Moreover, the wisdom of one of the world’s great prophets, Jesus of Nazareth, who instructed us to “Love your neighbor as yourself” becomes evident. Our neighbor is everyone. And everyone is our Self. There is no real distinction, no real separation among us. Loving one’s neighbor makes sense because one’s neighbor is in fact oneself.

Conclusion  

I suppose what I’m saying is that my binge watching of “Game of Thrones” helped me better understand firstly where our ideas of a sadistic god come from. Secondly, it made clear why so many of us have abandoned belief in that God. We can’t any longer accept a deity who acts as cruelly and arbitrarily as King Robert, Cersei, Joffrey, Ramsey Bolton, or Daenerys. 

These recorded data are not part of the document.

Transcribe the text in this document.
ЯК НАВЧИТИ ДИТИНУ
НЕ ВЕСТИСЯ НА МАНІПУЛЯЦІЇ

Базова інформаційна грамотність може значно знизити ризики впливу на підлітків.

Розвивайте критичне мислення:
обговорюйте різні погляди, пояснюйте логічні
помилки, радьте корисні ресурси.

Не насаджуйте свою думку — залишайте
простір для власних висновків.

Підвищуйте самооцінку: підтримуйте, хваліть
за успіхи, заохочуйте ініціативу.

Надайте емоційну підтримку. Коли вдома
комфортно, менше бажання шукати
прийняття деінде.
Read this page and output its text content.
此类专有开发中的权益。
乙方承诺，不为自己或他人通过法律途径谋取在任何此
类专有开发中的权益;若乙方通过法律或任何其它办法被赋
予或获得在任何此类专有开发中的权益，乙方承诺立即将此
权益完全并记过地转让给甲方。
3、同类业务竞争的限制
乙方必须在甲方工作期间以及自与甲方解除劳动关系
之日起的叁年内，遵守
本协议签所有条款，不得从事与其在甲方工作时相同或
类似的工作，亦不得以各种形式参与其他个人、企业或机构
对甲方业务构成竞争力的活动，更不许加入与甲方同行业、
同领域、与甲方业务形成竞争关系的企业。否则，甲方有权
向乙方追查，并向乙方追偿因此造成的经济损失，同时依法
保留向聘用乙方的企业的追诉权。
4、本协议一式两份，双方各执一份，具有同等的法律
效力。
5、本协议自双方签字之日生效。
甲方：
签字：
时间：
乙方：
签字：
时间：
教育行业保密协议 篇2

Thirdly, and even more importantly, such rejection yields practical conclusions that might save us from the insanities of our contemporary political powers whose slaughters, genocides, ecocides – their omnicides – massively eclipse anything depicted in “Game of Thrones.” I’m thinking of modern weapons of war even well below civilization-ending nuclear weapons. So many of them make the fire breathing dragons and “Game of Thrones” massacres look like children’s pets.

And finally, all of this suggests resistance on the part of citizens like us. I mean, when you think about it, we’re not much different from those commoner subjects of the kings and royalty depicted in “Game of Thrones.” “Nuclear war, Mr. President? As you wish, your grace.”

I mean, most of us stand quite ready to turn off our rationality and consciousness and proceed to sacrifice our children and ourselves at the whim of those whose words and actions reveal them to be psychopathic and quite stupid.

It’s time we realize our “kings’” lunatic nature and deny them any authority whatsoever.  The revolution against the medieval mindset of “Game of Thrones” is still incomplete.